今や世界的に有名になった東宝の空想特撮作品「ウルトラシリーズ」。その第1作目の「ウルトラQ」は、1年にわたる制作期間と多額の予算をかけて、1966(昭和41)年1月2日からTBS系列で放送された。日本全国に湧き起こった「怪獣ブーム」の中、TBSは番組枠のシリーズ化を決定。「ウルトラQ」放送終了後の同年7月9日、杉並公会堂で新シリーズの番組PRイベント「ウルトラマン前夜祭 ウルトラマン誕生」が開催された。公会堂での舞台劇には、ウルトラマン、ウルトラ怪獣、科学特捜隊が出演した他、ウルトラマンの生みの親である円谷英二監督もゲストで登場。イベントの演出は、のちに「ウルトラマン」「ウルトラセブン」で多数の名エピソードを作ることになる実相寺(じっそうじ)昭雄氏が担当した。この「前夜祭」は翌10日に公開録画中継で放送。視聴率は30%を超えた。

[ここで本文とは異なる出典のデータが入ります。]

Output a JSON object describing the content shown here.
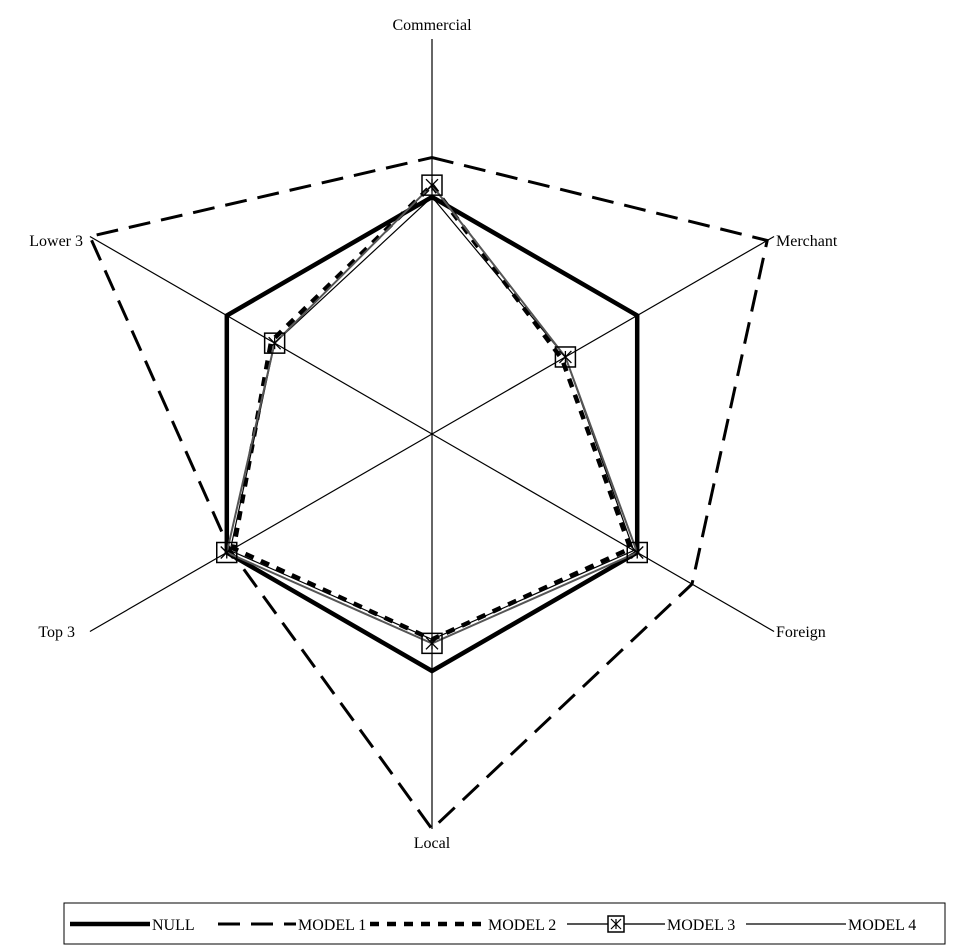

「ウルトラマン」の第1話「ウルトラ作戦第一号」がテレビ放送されたのは、翌週7月17日のことである。本シリーズは大ヒットを記録した。
旧公会堂から現公会堂へ。ウルトラマン再登場
杉並公会堂では、放送開始50周年を記念して2016(平成28)年7月9日と10日に、歴代のウルトラ戦士やゆかりのアーティストが集合するイベント「ウルトラマンの日in 杉並公会堂」を開催した。メモリアルライブやトークイベントに加え、ホビーマーケットなどが開かれた。かつてウルトラマンや隊員たちに憧れた子供たちも今では親世代。子や孫世代も交え、杉並の地でウルトラマンの再来に胸を熱くした2日間となった。
1994(平成6)年以降、杉並公会堂は、日本フィルハーモニー交響楽団のフランチャイズ・ホール(拠点)として使用されている。現在約80名の楽団員を擁する同楽団の桂冠名誉指揮者(※3)、小林研一郎氏は、現公会堂について「およそ今までのホールに見られなかったまったく死角のない素晴らしい響きだ。指揮者として感動を覚える。」と語る。同楽団は、シーズンコンサートに加え、「公開リハーサル」(年4回)、「出張音楽教室」(年10回)、「区役所ロビーコンサート」(年4回)、ワークショップなど、区や区民と協力して音楽事業を積極的に開催。区内の全小・中・養護学校が参加する「音楽鑑賞教室」は、フルオーケストラによる公会堂での名曲演奏を通して音楽の教養や鑑賞マナーを培っている。
2016(平成28)年は杉並公会堂建て替えから10年という節目を迎え、小林氏指揮による「ベートーヴェン交響曲ツィクルス」の特別公演が行われた。また、3大ピアノが勢ぞろいする「3大ピアノ★プロジェクト PIANO三重弾!(特別ガラ・コンサート〉」、「特撰落語会」などの企画も行われた。
長い歴史を重ね、ブラウン管を通しても広く親しまれてきた杉並公会堂。これからも杉並区民の財産として誇りにしたい施設である。